5.75 The contract administrator has a duty under clause 2.38.1 to issue a schedule of defects not later than 14 days after the end of the rectification period, the only point where the contract requires the contract administrator to issue such a schedule. The schedule is issued in the form of an instruction, and the contractor is required to rectify the defects within a reasonable time. If the contract administrator, with the agreement of the employer, decides to accept the defective work then this should be clearly shown in the instruction, and under clause 2.38 an appropriate deduction is made from the contract sum (cl 4.14.3). Care should be taken to establish the full extent of the problem before such a course of action is taken, as it is unlikely that the employer would thereafter be able to claim for consequential problems or further remedial work. In particular, if the work was stated to be ‘to approval’ in the contract documents, this will have implications for the final certificate (see paragraphs 7.48–7.51) which should be resolved before the work is accepted.
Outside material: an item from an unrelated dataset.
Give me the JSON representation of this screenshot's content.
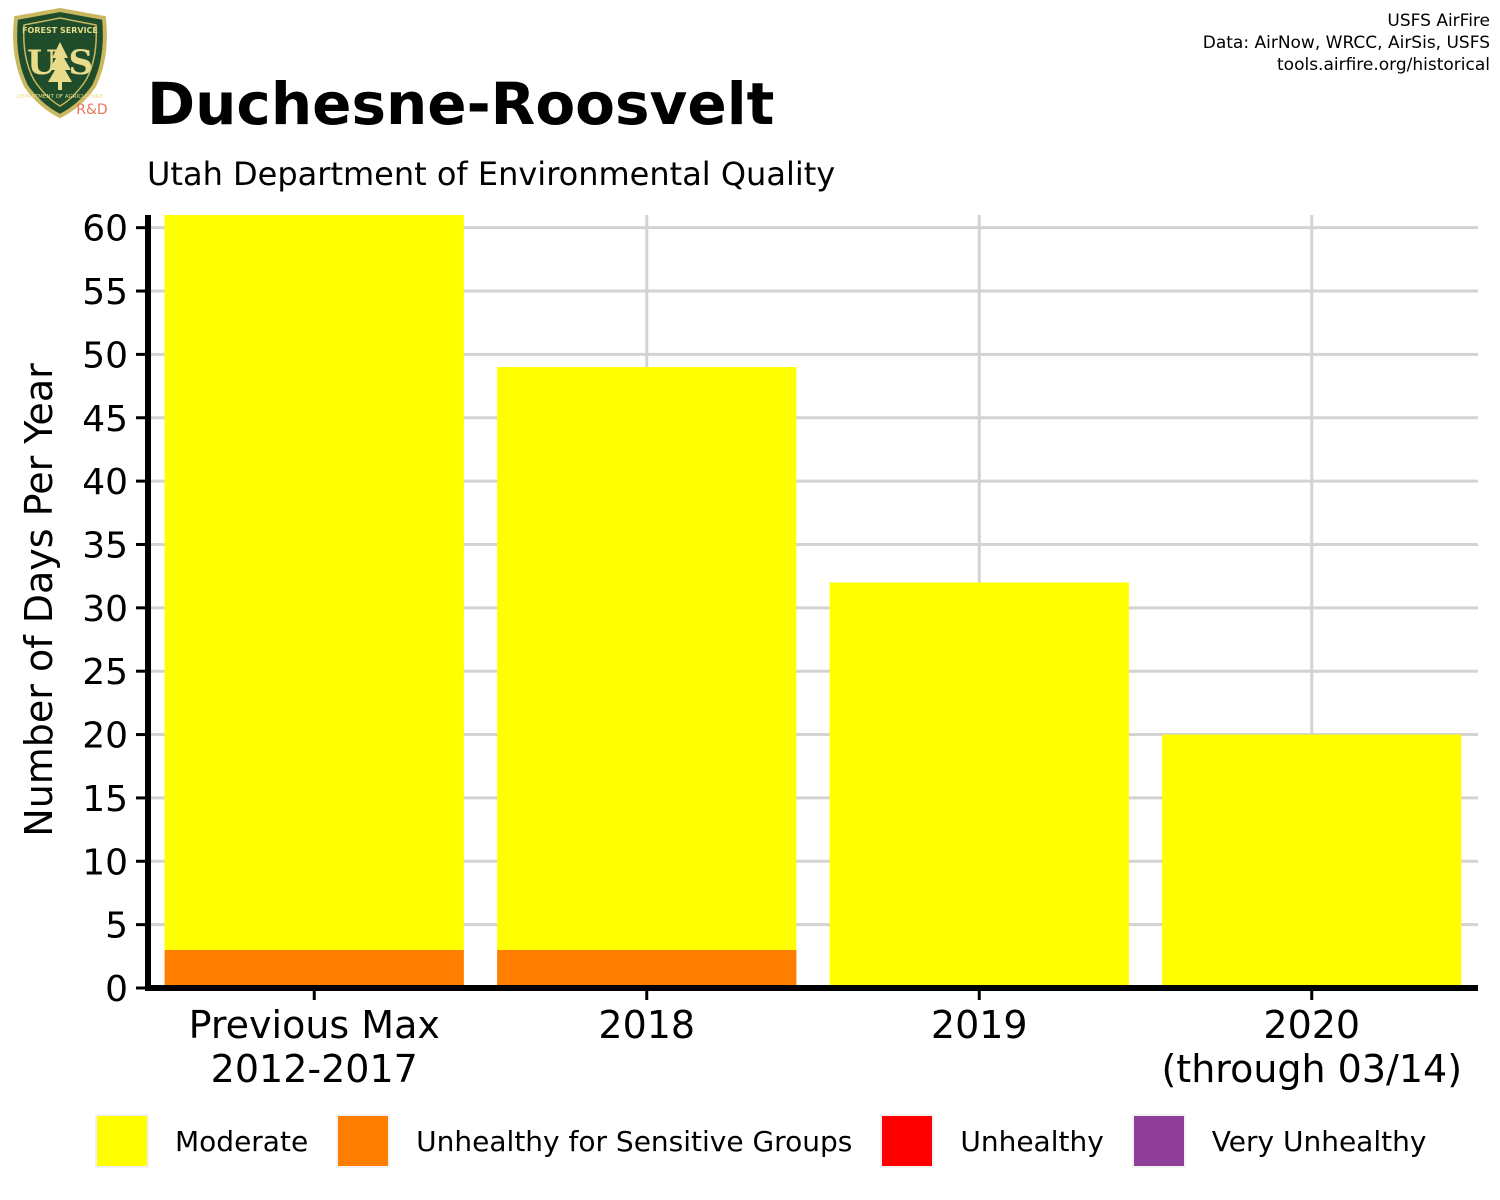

5.76 Once satisfied that all the defects have been made good, the contract administrator must issue a certificate to that effect (a ‘Certificate of Making Good’) (cl 2.39). The certificate is one of the preconditions to the issue of the final certificate. The contract does not state what should happen in respect of defects which appear after the issue of the certificate but before the issue of the final certificate. It is, however, clear from clause 2.38 that the contract administrator no longer has the power to instruct that these are made good. It is suggested that in such circumstances there would be two possible courses of action. The first would be to make an agreement with the contractor to rectify the defects before the final certificate is issued. If the contractor refuses to do this, an amount could be deducted from the contract sum to cover the cost of making good the work, but this would involve some risk to the employer. The second and less risky course would be to have the defective work rectified by another contractor, and to deduct the amount paid from the contract sum. This would involve a delay to the issue of the final certificate and would probably be disputed by the contractor.